Selain PDIP, Partai NasDem juga angkat bicara soal isu penundaan pemilu ini. Wakil Ketua DPR Komisi II DPR Saan Mustopa yang berasal dari partai besutan Surya Paloh ini meminta tingginya tingkat kepuasan terhadap pemerintahan Presiden Jokowi tak kemudian dimanupulasi sebagai dasar penundaan pelaksanaan Pemilu 2024.

Menurutnya, apresiasi dari masyarakat terhadap pemerintah saat ini tak boleh tapi NasDem tetap taat pada konstitusi di mana masa jabatan presiden hanya lima tahun.

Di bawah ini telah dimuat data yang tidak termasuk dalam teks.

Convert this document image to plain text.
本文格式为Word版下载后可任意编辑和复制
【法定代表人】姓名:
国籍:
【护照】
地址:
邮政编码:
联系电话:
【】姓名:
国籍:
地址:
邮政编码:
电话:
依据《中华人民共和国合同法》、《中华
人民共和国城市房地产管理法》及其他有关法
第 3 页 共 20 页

"Sebagai parpol koalisi dan partai pendukung Pak Jokowi, NasDem merasa bangga dengan tingkat kepuasan publik terhadap kinerja Pak Jokowi," kata Saan.

"Bahwa kinerja Pak Jokowi dapat apresiasi yang tinggi dari publik tapi apresiasi yang tinggi itu juga jangan dimanipulasi seakan-akan publik menghendaki penundaan pemilu atau perpanjangan masa jabatan presiden," imbuh politikus NasDem tersebut.

Saan mengingatkan semua pihak harus taat konstitusi di mana pemilu harus diadakan setiap lima tahun sekali serta membatasi masa jabatan presiden cukup dua periode saja.

Foto: BPMI Setpres/Laily Rachev

Sebagai informasi, isu penundaan pemilu pertama kali digulirkan oleh Kepala BKPM Bahlil Lahadalia. Hal ini disampaikan Bahlil usai menyerap suara dari para pengusaha.

Kemudian, wacana ini kembali digulirkan oleh Ketua Umum PKB Muhaimin Iskandar minggu lalu mengusulkan Pemilu 2024 ditunda 1-2 tahun demi menjaga momentum pemulihan ekonomi nasional.

Usulan Muhaimin disambut oleh Ketua Umum PAN Zulkifli Hasan. Dia secara terbuka mendukung wacana Pemilu 2024 ditunda karena alasan ekonomi, pandemi, dan kepuasan masyarakat terhadap kinerja pemerintah yang diyakini tinggi.

Selain itu, usulan serupa juga disampaikan oleh Ketua Umum Partai Golkar Airlangga Hartarto. Dia mengaku mendapat aspirasi dari para petani di Kampung Libo Jaya, Kabupaten Siak yang ingin adanya keberlanjutan pemerintahan Presiden Joko Widodo (Jokowi).